The list of foods provided below is merely a first step to get you thinking about making better food choices. Remember, this fast is about growing your relationship with God. And He’s not as concerned about what is in your stomach as He is about what is in your heart.
Can I eat foods that are not specifically listed?
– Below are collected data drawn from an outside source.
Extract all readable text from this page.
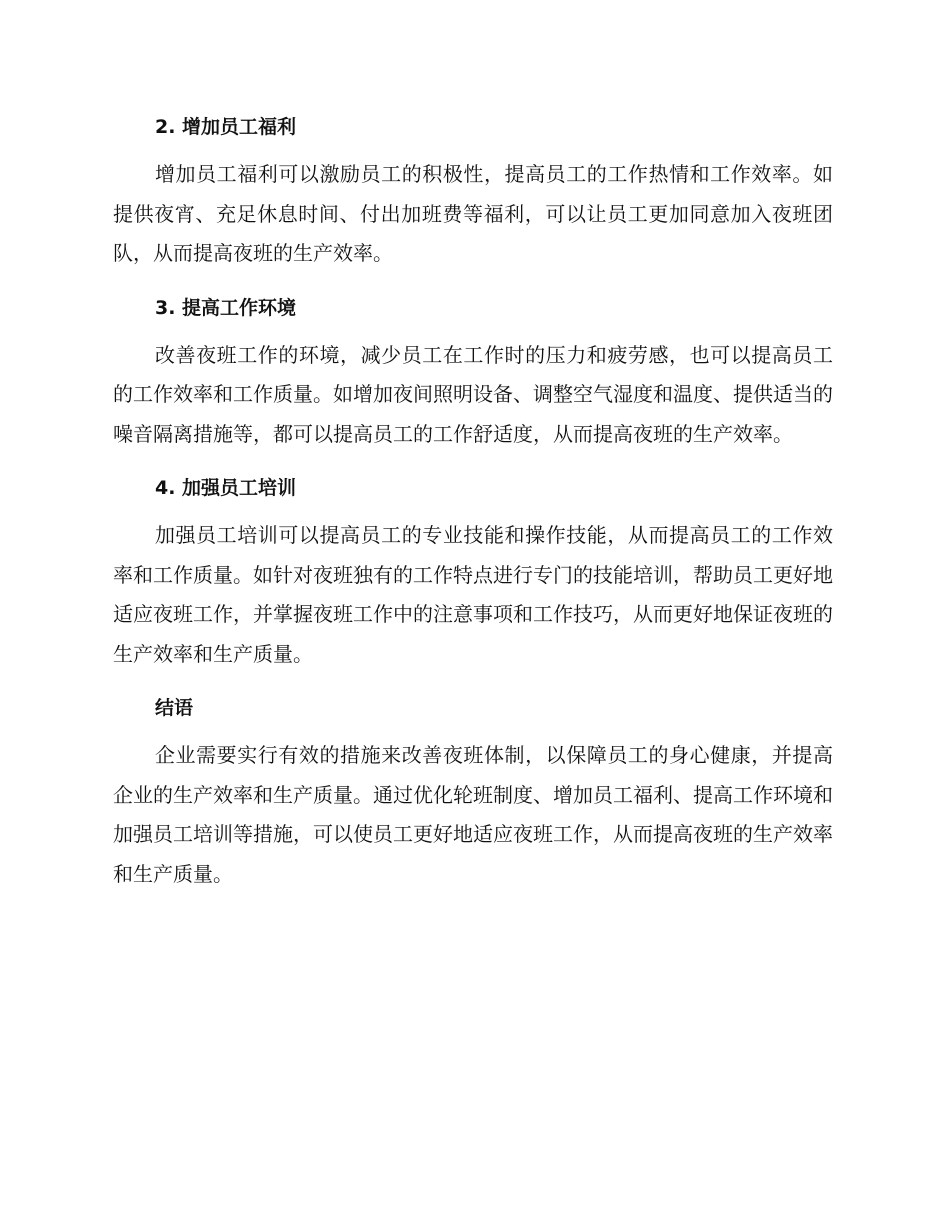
2. 增加员工福利

增加员工福利可以激励员工的积极性，提高员工的工作热情和工作效率。如提供夜宵、充足休息时间、付出加班费等福利，可以让员工更加同意加入夜班团队，从而提高夜班的生产效率。

3. 提高工作环境

改善夜班工作的环境，减少员工在工作时的压力和疲劳感，也可以提高员工的工作效率和工作质量。如增加夜间照明设备、调整空气湿度和温度、提供适当的噪音隔离措施等，都可以提高员工的工作舒适度，从而提高夜班的生产效率。

4. 加强员工培训

加强员工培训可以提高员工的专业技能和操作技能，从而提高员工的工作效率和工作质量。如针对夜班独有的工作特点进行专门的技能培训，帮助员工更好地适应夜班工作，并掌握夜班工作中的注意事项和工作技巧，从而更好地保证夜班的生产效率和生产质量。

结语

企业需要实行有效的措施来改善夜班体制，以保障员工的身心健康，并提高企业的生产效率和生产质量。通过优化轮班制度、增加员工福利、提高工作环境和加强员工培训等措施，可以使员工更好地适应夜班工作，从而提高夜班的生产效率和生产质量。
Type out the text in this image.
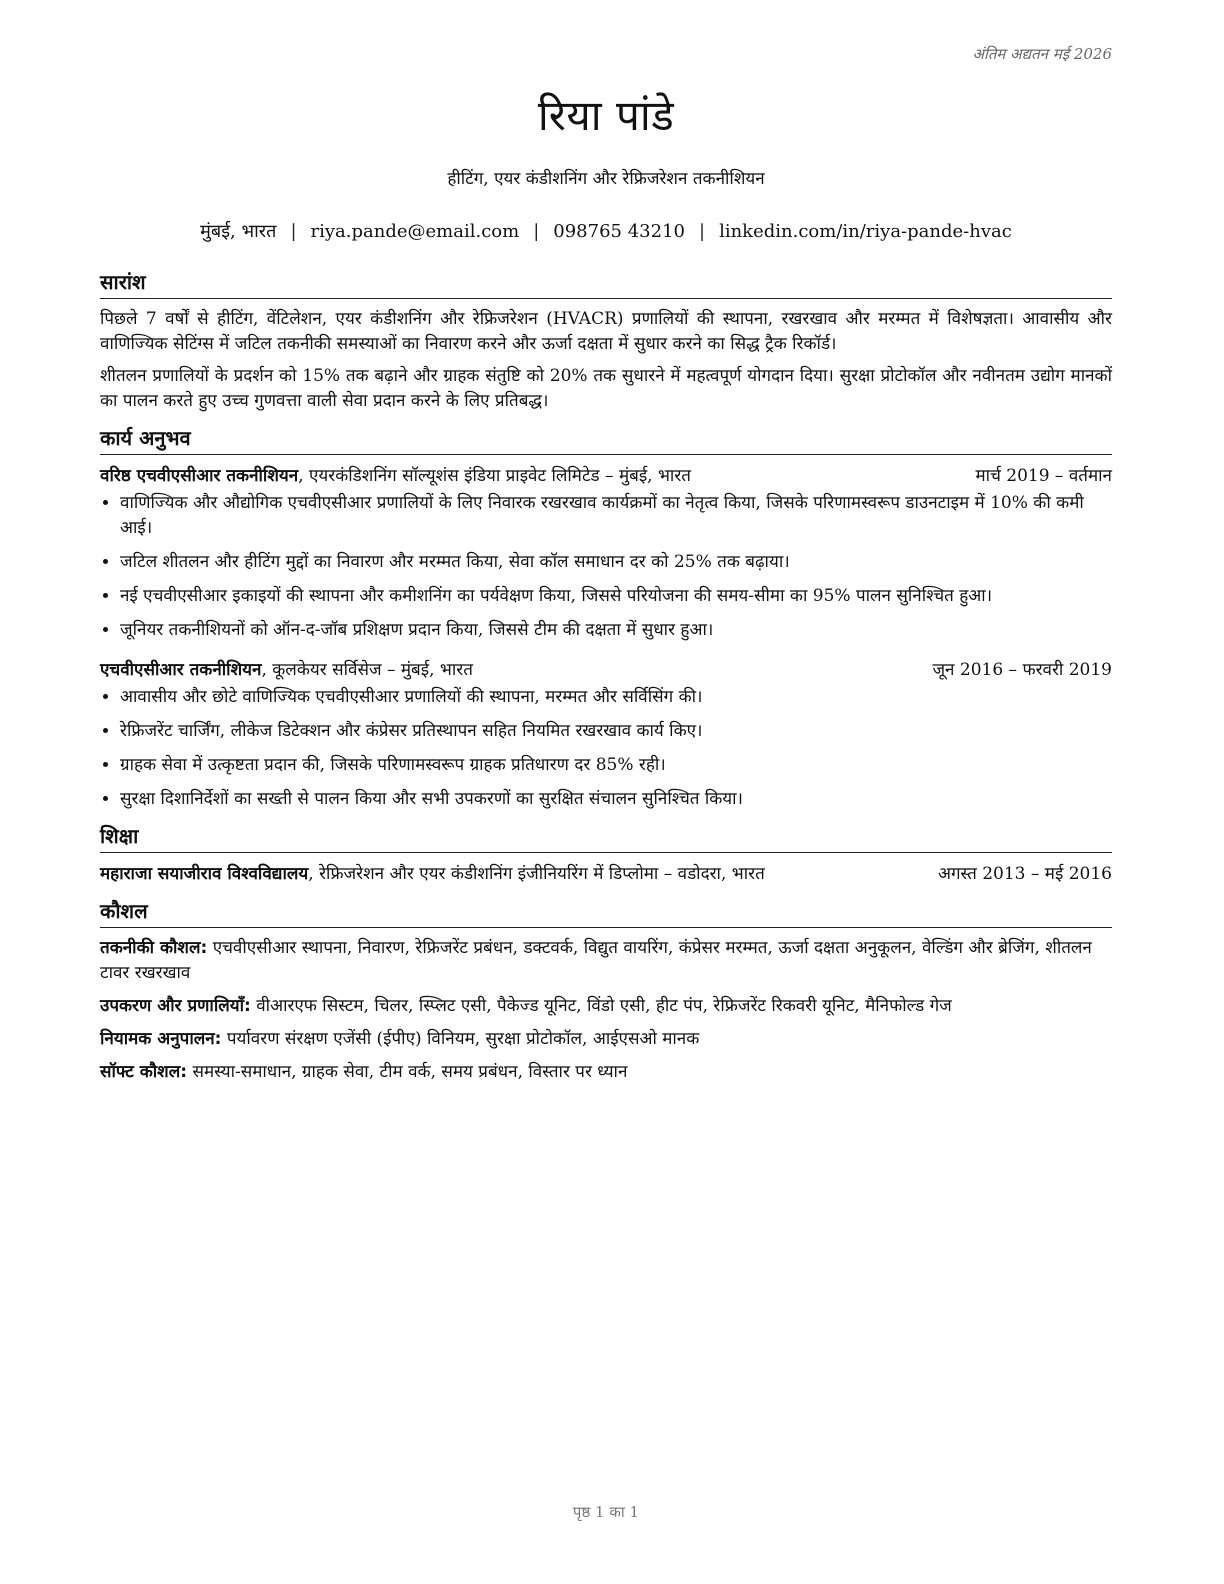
अंतिम अद्यतन मई 2026
रिया पांडे
हीटिंग, एयर कंडीशनिंग और रेफ्रिजरेशन तकनीशियन
मुंबई, भारत | riya.pande@email.com | 098765 43210 | linkedin.com/in/riya-pande-hvac
सारांश

पिछले 7 वर्षों से हीटिंग, वेंटिलेशन, एयर कंडीशनिंग और रेफ्रिजरेशन (HVACR) प्रणालियों की स्थापना, रखरखाव और मरम्मत में विशेषज्ञता। आवासीय और वाणिज्यिक सेटिंग्स में जटिल तकनीकी समस्याओं का निवारण करने और ऊर्जा दक्षता में सुधार करने का सिद्ध ट्रैक रिकॉर्ड।

शीतलन प्रणालियों के प्रदर्शन को 15% तक बढ़ाने और ग्राहक संतुष्टि को 20% तक सुधारने में महत्वपूर्ण योगदान दिया। सुरक्षा प्रोटोकॉल और नवीनतम उद्योग मानकों का पालन करते हुए उच्च गुणवत्ता वाली सेवा प्रदान करने के लिए प्रतिबद्ध।

कार्य अनुभव
वरिष्ठ एचवीएसीआर तकनीशियन, एयरकंडिशनिंग सॉल्यूशंस इंडिया प्राइवेट लिमिटेड – मुंबई, भारत	मार्च 2019 – वर्तमान
• वाणिज्यिक और औद्योगिक एचवीएसीआर प्रणालियों के लिए निवारक रखरखाव कार्यक्रमों का नेतृत्व किया, जिसके परिणामस्वरूप डाउनटाइम में 10% की कमी आई।
• जटिल शीतलन और हीटिंग मुद्दों का निवारण और मरम्मत किया, सेवा कॉल समाधान दर को 25% तक बढ़ाया।
• नई एचवीएसीआर इकाइयों की स्थापना और कमीशनिंग का पर्यवेक्षण किया, जिससे परियोजना की समय-सीमा का 95% पालन सुनिश्चित हुआ।
• जूनियर तकनीशियनों को ऑन-द-जॉब प्रशिक्षण प्रदान किया, जिससे टीम की दक्षता में सुधार हुआ।
एचवीएसीआर तकनीशियन, कूलकेयर सर्विसेज – मुंबई, भारत	जून 2016 – फरवरी 2019
• आवासीय और छोटे वाणिज्यिक एचवीएसीआर प्रणालियों की स्थापना, मरम्मत और सर्विसिंग की।
• रेफ्रिजरेंट चार्जिंग, लीकेज डिटेक्शन और कंप्रेसर प्रतिस्थापन सहित नियमित रखरखाव कार्य किए।
• ग्राहक सेवा में उत्कृष्टता प्रदान की, जिसके परिणामस्वरूप ग्राहक प्रतिधारण दर 85% रही।
• सुरक्षा दिशानिर्देशों का सख्ती से पालन किया और सभी उपकरणों का सुरक्षित संचालन सुनिश्चित किया।
शिक्षा
महाराजा सयाजीराव विश्वविद्यालय, रेफ्रिजरेशन और एयर कंडीशनिंग इंजीनियरिंग में डिप्लोमा – वडोदरा, भारत	अगस्त 2013 – मई 2016
कौशल
तकनीकी कौशल: एचवीएसीआर स्थापना, निवारण, रेफ्रिजरेंट प्रबंधन, डक्टवर्क, विद्युत वायरिंग, कंप्रेसर मरम्मत, ऊर्जा दक्षता अनुकूलन, वेल्डिंग और ब्रेजिंग, शीतलन टावर रखरखाव
उपकरण और प्रणालियाँ: वीआरएफ सिस्टम, चिलर, स्प्लिट एसी, पैकेज्ड यूनिट, विंडो एसी, हीट पंप, रेफ्रिजरेंट रिकवरी यूनिट, मैनिफोल्ड गेज
नियामक अनुपालन: पर्यावरण संरक्षण एजेंसी (ईपीए) विनियम, सुरक्षा प्रोटोकॉल, आईएसओ मानक
सॉफ्ट कौशल: समस्या-समाधान, ग्राहक सेवा, टीम वर्क, समय प्रबंधन, विस्तार पर ध्यान
पृष्ठ 1 का 1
If you are not sure about a certain food, ask God to reveal to you whether it should be part of your diet over the next few weeks. Since there is no definitive list of foods for the Daniel Diet, it is truly the spirit of Daniel’s decision that we are imitating throughout this season.
What about children?
We would love to see whole family units engaged in fasting during the season of Lent, including children. Be encouraged to talk to your children about the meaning of Lent and what this season is all about. Dialogue with your children about what they could “give up” during Lent. It’s important for them, as with adults, to not merely give something up, but take that time and use it to engage the Story of Scripture, the Person of Christ, and a world in need. Perhaps children can give up some (or all) of their television and/or video gaming time. During that time, you could read to/with them from Scripture or explore various prayer practices, etc. Try to get creative with engaging your children in their spiritual journey.
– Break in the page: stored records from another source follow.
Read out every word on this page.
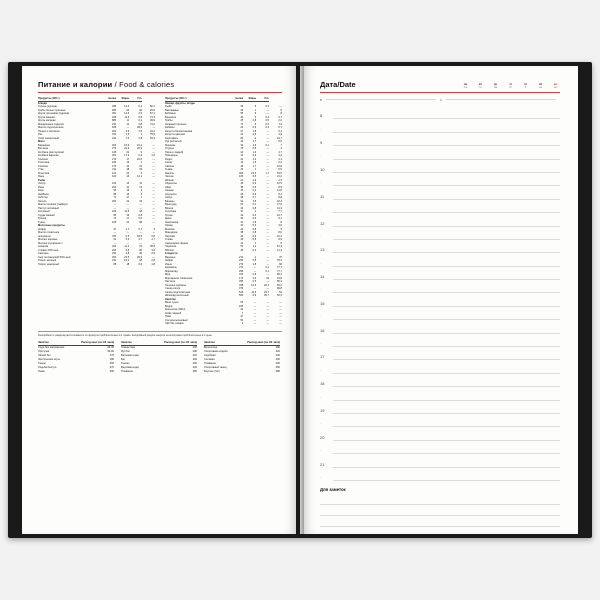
Питание и калории / Food & calories
Продукты (100 г)	Белки	Жиры	Угл.	
Блюда				
Голень (курица)	396	12,4	0,4	82,1
Грибы белые сушеные	286	34	06	29,5
Крупа гречневая (ядрица)	301	12,5	2,5	57,1
Крупа манная	328	11,3	0,8	73,3
Крупа овсяная	884	11	6,1	49,9
Макаронные изделия	331	11	0,8	74,2
Масло подсолнечное	628	—	99,9	—
Пшено с молоком	202	4,9	2,5	16,4
Рис	331	7,5	1	75,8
Хлеб пшеничный	242	7,9	0,8	53,4
Мясо				
Баранина	209	15,6	16,3	—
Ветчина	279	22,6	20,9	—
Колбаса (докторская)	126	22	9	—
Колбаса вареная	301	17,9	6,4	1,6
Сосиски	279	17	20,5	—
Телятина	182	19	1	—
Сосиски	176	10	31	—
Утка	211	18	33	—
Ягнятина	120	22	6	—
Язык	163	16	12,1	—
Рыба				
Осётр	163	16	11	—
Икра	203	31	13	—
Карп	96	16	3	—
Камбала	88	16	3	—
Лобстер	71	17	1	—
Лосось	203	21	15	—
Масло печёнки (тайфун)	—	—	—	—
Палтус копчёный	—	—	—	—
копчёный	204	11,5	18	—
Судак свежий	86	19	0,8	—
Треска	71	17	0,6	—
Тунец	108	22	08	—
Молочные продукты				
Кефир	47	1,1	0,7	3
Масло сливочное	—	—	—	—
несолёное	781	0,5	83,5	0,8
Молоко коровье	61	3,2	3,7	4,7
Молоко сгущённое с	—	—	—	—
сахаром	324	11,2	16	35,8
Сливки 20%-ные	206	2,8	20	3,6
Сметана	290	2,8	30	2,9
Сыр голландский 50%-ный	361	23,5	30,9	—
Творог жирный	232	15,4	18	2,8
Творог нежирный	88	18	0,6	1,8
Продукты (100 г)	Белки	Жиры	Угл.	
Овощи, фрукты, ягоды				
Рыба	39	5	0,3	—
Баклажаны	28	1	—	6
Бобовые	58	6	—	8
Брокколи	33	3	0,4	5,7
Грибы	25	2,8	0,5	2,2
Зелёный горошек	72	5	0,2	13
Кабачки	24	0,6	0,3	5,7
Капуста белокочанная	27	1,8	—	5,4
Капуста цветная	29	2,5	—	4,9
Картофель	83	2	—	19,7
Лук репчатый	43	1,7	—	9,5
Морковь	33	1,3	0,1	7
Огурцы	15	0,8	—	3
Перец сладкий	23	1,3	—	4,7
Помидоры	19	0,6	—	4,2
Редис	20	1,2	—	4,1
Салат	14	1,5	—	2,2
Свёкла	48	1,7	—	10,8
Тыква	29	1	—	6,5
Фасоль	309	22,3	1,7	54,5
Чеснок	106	6,5	—	21,2
Шпинат	21	2,9	—	2,3
Абрикосы	46	0,9	—	10,5
Айва	38	0,6	—	8,9
Ананас	48	0,4	—	11,8
Апельсин	38	0,9	—	8,4
Арбуз	38	0,7	—	8,8
Бананы	91	1,5	—	22,4
Виноград	69	0,4	—	17,5
Вишня	49	0,8	—	11,3
Голубика	37	1	—	7,7
Груша	42	0,4	—	10,7
Дыня	39	0,6	—	9,1
Земляника	41	1,8	—	8
Лимон	31	0,9	—	3,6
Малина	41	0,8	—	9
Мандарин	38	0,8	—	8,6
Персики	44	0,9	—	10,4
Слива	43	0,8	—	9,9
Смородина чёрная	40	1	—	8
Черешня	52	1,1	—	12,3
Яблоки	46	0,4	—	11,3
Сладости				
Варенье	272	1	—	70
Зефир	299	0,8	—	78,3
Изюм	279	1,8	—	66
Карамель	370	—	0,1	77,7
Мармелад	296	—	0,1	77,7
Мёд	314	0,8	—	80,3
Мороженое сливочное	179	3,3	10	19,8
Пастила	305	0,5	—	80,4
Печенье сдобное	458	10,5	20,2	50,2
Сахар-песок	379	—	—	99,8
Халва подсолнечная	516	11,6	29,7	54
Шоколад молочный	550	6,9	35,7	52,4
Напитки				
Вино сухое	65	—	—	—
Водка	235	—	—	—
Кока-кола (100л)	42	—	—	—
Кофе чёрный	7	—	—	—
Пиво	47	—	—	—
Сок апельсиновый	54	—	—	—
Чай без сахара	3	—	—	—
Калорийность рациона рассчитывается по формуле приблизительно в 1 грамм. Калорийный рацион энергии на килограмм приблизительно в 1 день.
Занятие	Расход ккал (за 1/2 часа)
Сидя без напряжения	26-30
Прогулка	40-60
Лёгкий бег	170
Эротические игры	190
Танцы	250
Ходьба быстро	270
Лыжи	300
Занятие	Расход ккал (за 1/2 часа)
Гимнастика	200
Футбол	300
Верховая езда	220
Бег	300
Теннис	400
Верховая езда	220
Плавание	450
Занятие	Расход ккал (за 1/2 часа)
Велосипед	390
Спортивная ходьба	320
Аэробика	400
Силовая	400
Плавание	430
Спортивный танец	350
Боулинг (бег)	380
Дата/Date	пн
mo
вт
tu
ср
we
чт
th
пт
fr
сб
sa
вс
su
Б	С
8
·
9
·
10
·
11
·
12
·
13
·
14
·
15
·
16
·
17
·
18
·
19
·
20
·
21
·
Для заметок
As for food, it’s not typically recommended that children abstain from food. We are recommending eliminating particular types of foods such as, sugar, certain breads and some forms of dairy. Whole wheat pasta and soy milk may be a great alternative. Mostly, children can eat what we eat, but we would include chicken for them in some meals. Some children are more open to new foods when we fast together. However, more important than you “ruining” the spirit of the season by forcing them to each their broccoli, our prayer is that they will understand more deeply the meaning of denying ourselves, and growing in appreciation of Who Christ is and what He did on the cross. It may be more exciting to allow children to help plan meals and enjoy more fruits and vegetables, some of which they have never tried before.
What if I have concerns about participating because of my health?
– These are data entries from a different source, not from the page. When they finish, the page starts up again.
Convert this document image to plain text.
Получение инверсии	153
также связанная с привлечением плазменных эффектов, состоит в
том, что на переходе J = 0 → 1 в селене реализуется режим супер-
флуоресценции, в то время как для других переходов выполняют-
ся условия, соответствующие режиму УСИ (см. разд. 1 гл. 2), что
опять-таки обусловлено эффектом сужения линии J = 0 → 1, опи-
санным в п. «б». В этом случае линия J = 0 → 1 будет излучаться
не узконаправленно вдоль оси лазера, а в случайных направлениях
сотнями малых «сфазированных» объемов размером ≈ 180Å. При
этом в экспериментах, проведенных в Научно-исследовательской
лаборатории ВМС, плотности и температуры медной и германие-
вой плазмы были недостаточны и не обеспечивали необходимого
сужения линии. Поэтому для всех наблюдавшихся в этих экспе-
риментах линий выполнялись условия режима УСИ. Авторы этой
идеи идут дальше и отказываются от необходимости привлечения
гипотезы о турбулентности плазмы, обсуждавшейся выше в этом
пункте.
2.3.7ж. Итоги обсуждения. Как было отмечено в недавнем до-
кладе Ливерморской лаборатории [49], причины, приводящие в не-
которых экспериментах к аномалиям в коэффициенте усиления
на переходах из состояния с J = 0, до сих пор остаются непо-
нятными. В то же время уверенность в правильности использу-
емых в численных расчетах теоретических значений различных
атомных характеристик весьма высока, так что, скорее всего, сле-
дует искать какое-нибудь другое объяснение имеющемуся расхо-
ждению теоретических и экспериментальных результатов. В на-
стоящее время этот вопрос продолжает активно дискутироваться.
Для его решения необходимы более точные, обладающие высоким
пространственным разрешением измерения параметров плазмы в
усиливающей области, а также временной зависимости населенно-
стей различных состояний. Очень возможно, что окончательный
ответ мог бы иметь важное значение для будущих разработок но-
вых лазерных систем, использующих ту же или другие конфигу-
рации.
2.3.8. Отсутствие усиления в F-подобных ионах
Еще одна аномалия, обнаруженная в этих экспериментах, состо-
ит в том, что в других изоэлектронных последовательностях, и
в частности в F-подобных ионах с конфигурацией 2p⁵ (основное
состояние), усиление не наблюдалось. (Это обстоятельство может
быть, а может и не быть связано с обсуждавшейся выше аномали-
If you have any condition that would prohibit you from being a part of the Daniel Fast, you can participate in a different way. Choose something from your daily routine (i.e. specific foods or beverages, television, other technology, etc.) and fast in that manner for Lent. Remember, the details are not as important as the spirit in which you participate. If you have any known medical conditions or suspect such conditions, consult your doctor before beginning the fast.
Foods to Eat
WHOLE GRAINS: Brown Rice, Oats, Barley
LEGUMES: Dried Beans, Pinto Beans, Split Peas, Lentils, Black Eyed Peas
FRUITS: Apples, Apricots, Bananas, Blackberries, Blueberries, Boysenberries, Canta-
loupe, Cherries, Cranberries, Figs, Grapefruit, Grapes, Guava, Honeydew Melon, Kiwi,
Lemons, Limes, Mangoes, Nectarines, Papayas, Peaches, Pears, Pineapples, Plums,
Prunes, Raisins, Raspberries, Strawberries, Tangelos, Tangerines, Watermelon
VEGETABLES: Artichokes, Asparagus, Beets, Broccoli, Brussels Sprouts, Cabbage,
Carrots, Cauliflower, Celery, Chili Peppers, Corn, Cucumbers, Eggplant, Garlic, Ginger
Root, Kale, Leeks, Lettuce, Mushrooms, Mustard Greens, Okra, Onions, Parsley,
Potatoes, Radishes, Rutabagas, Scallions, Spinach, Sprouts, Squashes, Sweet Potatoes,
Tomatoes, Turnips, Watercress, Yams, Zucchini
Seeds, Nuts, Sprouts
LIQUIDS: Water (as much as possible), Unsweetened Soy Milk, Herbal (caffeine free)
Tea, Natural Fruit Juice (no added sugar)
Extra-Virgin Olive Oil (small quantities), Honey
Foods to Avoid
• Meat, Poultry, Fish
• White Rice
• Fried Foods
• Caffeine, Coffee, Tea (including decaf)
• Carbonated Beverages
• Foods Containing Preservatives or Additives
• Refined Sugar or Sugar Substitutes
• White Flour
• Margarine, Shortening, High Fat Products
• All Breads
• Dairy (milk, butter, cheese, yogurt, etc.)